Светлый фон

— Чего это ты извертелся весь? Снилось что?

Я выкрутился, сказал, это, наверное, после вчерашней капусты с горохом, — про сон ведь можно что хочешь сказать. На счастье, отца в том сне не было, он и поверил легко.

Хуже бывало днем, особенно когда он в горнице сидел, да еще если только стол нас разделял. Мне словно неведомая сила нарочно пихала эту краюшку в рот и приказывала есть у отца на глазах, потому как это всего лишь хлеб. А хлеб для того, чтобы его ели. У меня в голове отдавался хруст зачерствелого куска на зубах. И я со страхом оглядывался, потому что казалось — хруст этот все слышат. Отец, мать, Михал, Антек и даже Сташек в люльке. А дед уже открывает рот, чтобы громко сказать:

— Эй, слышьте, чего-то хрустит. Ну-ка, Михась, загляни под кровать, может, там кот, проклятущий, мышку жрет.

А отец будто только того и ждал:

— Где кот? Какой кот? Я кота во двор выкинул! А ну признавайтесь, который из вас?! Ты, Шимек?! Открывай пасть, стервец!

Но отец и так, наверное, что-то чувствовал, недаром частенько смотрел на меня, словно хотел спросить: «Чего ты там ешь?»

Я весь съеживался под его взглядом, повторяя в мыслях: я ничего не ем, ничего не ем, ничего не ем. Или — это я сливу ем, потому что мне вспоминалось, как мы осенью рвали сливы у ксендза в саду. Или как рвали орехи в лещиннике перед успеньем, вот я их и грызу. Но они еще молочнистые, тятя, были. И управляющий нас прогнал.

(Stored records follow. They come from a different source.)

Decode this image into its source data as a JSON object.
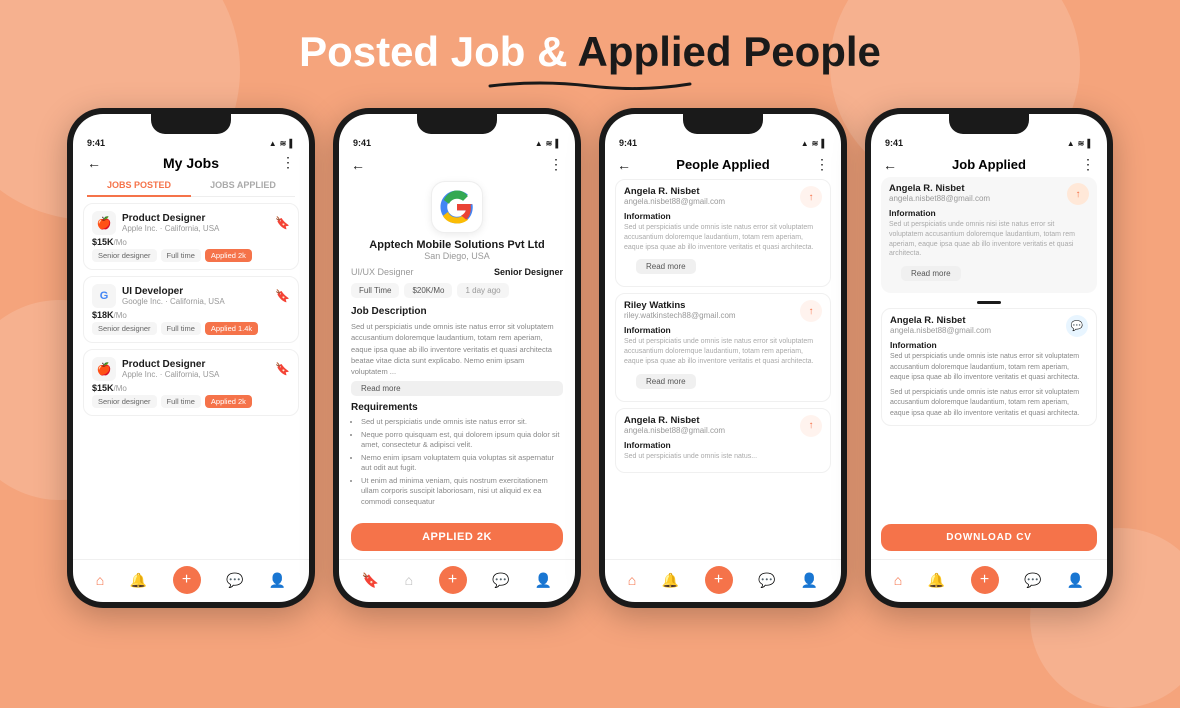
{
  "page": {
    "title_part1": "Posted Job & ",
    "title_part2": "Applied People",
    "bg_color": "#F5A47C"
  },
  "phone1": {
    "status_time": "9:41",
    "header_title": "My Jobs",
    "tab1": "JOBS POSTED",
    "tab2": "JOBS APPLIED",
    "jobs": [
      {
        "title": "Product Designer",
        "company": "Apple Inc.",
        "location": "California, USA",
        "salary": "$15K",
        "salary_suffix": "/Mo",
        "tags": [
          "Senior designer",
          "Full time"
        ],
        "applied": "Applied 2k",
        "logo": "🍎"
      },
      {
        "title": "UI Developer",
        "company": "Google Inc.",
        "location": "California, USA",
        "salary": "$18K",
        "salary_suffix": "/Mo",
        "tags": [
          "Senior designer",
          "Full time"
        ],
        "applied": "Applied 1.4k",
        "logo": "G"
      },
      {
        "title": "Product Designer",
        "company": "Apple Inc.",
        "location": "California, USA",
        "salary": "$15K",
        "salary_suffix": "/Mo",
        "tags": [
          "Senior designer",
          "Full time"
        ],
        "applied": "Applied 2k",
        "logo": "🍎"
      }
    ]
  },
  "phone2": {
    "status_time": "9:41",
    "company_name": "Apptech Mobile Solutions Pvt Ltd",
    "company_location": "San Diego, USA",
    "role_label": "UI/UX Designer",
    "role_value": "Senior Designer",
    "tags": [
      "Full Time",
      "$20K/Mo",
      "1 day ago"
    ],
    "section_job_desc": "Job Description",
    "job_desc_text": "Sed ut perspiciatis unde omnis iste natus error sit voluptatem accusantium doloremque laudantium, totam rem aperiam, eaque ipsa quae ab illo inventore veritatis et quasi architecta beatae vitae dicta sunt explicabo. Nemo enim ipsam voluptatem ...",
    "read_more": "Read more",
    "section_requirements": "Requirements",
    "req1": "Sed ut perspiciatis unde omnis iste natus error sit.",
    "req2": "Neque porro quisquam est, qui dolorem ipsum quia dolor sit amet, consectetur & adipisci velit.",
    "req3": "Nemo enim ipsam voluptatem quia voluptas sit aspernatur aut odit aut fugit.",
    "req4": "Ut enim ad minima veniam, quis nostrum exercitationem ullam corporis suscipit laboriosam, nisi ut aliquid ex ea commodi consequatur",
    "apply_btn": "APPLIED 2K"
  },
  "phone3": {
    "status_time": "9:41",
    "header_title": "People Applied",
    "applicants": [
      {
        "name": "Angela R. Nisbet",
        "email": "angela.nisbet88@gmail.com",
        "info_label": "Information",
        "info_text": "Sed ut perspiciatis unde omnis iste natus error sit voluptatem accusantium doloremque laudantium, totam rem aperiam, eaque ipsa quae ab illo inventore veritatis et quasi architecta.",
        "read_more": "Read more"
      },
      {
        "name": "Riley Watkins",
        "email": "riley.watkinstech88@gmail.com",
        "info_label": "Information",
        "info_text": "Sed ut perspiciatis unde omnis iste natus error sit voluptatem accusantium doloremque laudantium, totam rem aperiam, eaque ipsa quae ab illo inventore veritatis et quasi architecta.",
        "read_more": "Read more"
      },
      {
        "name": "Angela R. Nisbet",
        "email": "angela.nisbet88@gmail.com",
        "info_label": "Information",
        "info_text": "Sed ut perspiciatis unde omnis iste natus..."
      }
    ]
  },
  "phone4": {
    "status_time": "9:41",
    "header_title": "Job Applied",
    "selected_applicant": {
      "name": "Angela R. Nisbet",
      "email": "angela.nisbet88@gmail.com"
    },
    "info_label": "Information",
    "info_text1": "Sed ut perspiciatis unde omnis nisi iste natus error sit voluptatem accusantium doloremque laudantium, totam rem aperiam, eaque ipsa quae ab illo inventore veritatis et quasi architecta.",
    "chat_section_name": "Angela R. Nisbet",
    "chat_section_email": "angela.nisbet88@gmail.com",
    "chat_info_label": "Information",
    "chat_text1": "Sed ut perspiciatis unde omnis iste natus error sit voluptatem accusantium doloremque laudantium, totam rem aperiam, eaque ipsa quae ab illo inventore veritatis et quasi architecta.",
    "chat_text2": "Sed ut perspiciatis unde omnis iste natus error sit voluptatem accusantium doloremque laudantium, totam rem aperiam, eaque ipsa quae ab illo inventore veritatis et quasi architecta.",
    "download_btn": "DOWNLOAD CV"
  },
  "icons": {
    "back_arrow": "←",
    "bookmark": "🔖",
    "more_dots": "⋮",
    "home": "⌂",
    "bell": "🔔",
    "plus": "+",
    "chat": "💬",
    "person": "👤",
    "upload": "↑",
    "signal": "▲",
    "wifi": "WiFi",
    "battery": "▌"
  }
}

А раз отец смотрел, смотрел на меня и вдруг спрашивает:

— Ты о чем думаешь?

Я в первую минуту оцепенел, слова из себя выдавить не мог. Будто рот у меня был этим хлебом набит. И, спасаясь, как мышь от кошки, сделал вид, что не меня отец спрашивает, а Михала. И посмотрел на Михала: чего он ответит отцу. Михал посмотрел на меня. Но отца не легко было провести:

— Не Михал. Михал — я знаю, о чем. У Михала мысли прозрачные, как ключевая вода. Ты.

— Я? — удивился я, чтобы выиграть еще минутку, сочинить, о чем это я думаю.

И не успел отец повторить: ты, — я уже знал, о чем.

— Об Иисусе Христе думаю, — выпалил я одним духом.

У отца глаза во всю ширь раскрылись, выпрямившись, он смотрел на меня, как слепец на солнце. Тут уже он не знал, что сказать. Я понадеялся, оставит меня в покое. Может быть, встанет, скажет:

— Надо сходить на коня поглядеть.

Или же опять начнет выпытывать у деда:

— Ну как, припомнили? Может, под грушей за овином зарыли? Помните, там дикая груша росла.

— Как же не помнить? Выше овина была, а груши сладкие, как мед. — Дед на самом-то деле все до малости помнил, вся жизнь день за днем была записана у него в памяти. Кроме одного единственного — где он зарыл эти бумаги. — Нет, нету их под грушей. Скорей уж под яблонькой. Была такая яблонька, яблоки с одного боку красные, с другого желтые. Да буря налетела и выворотила ее с корнями.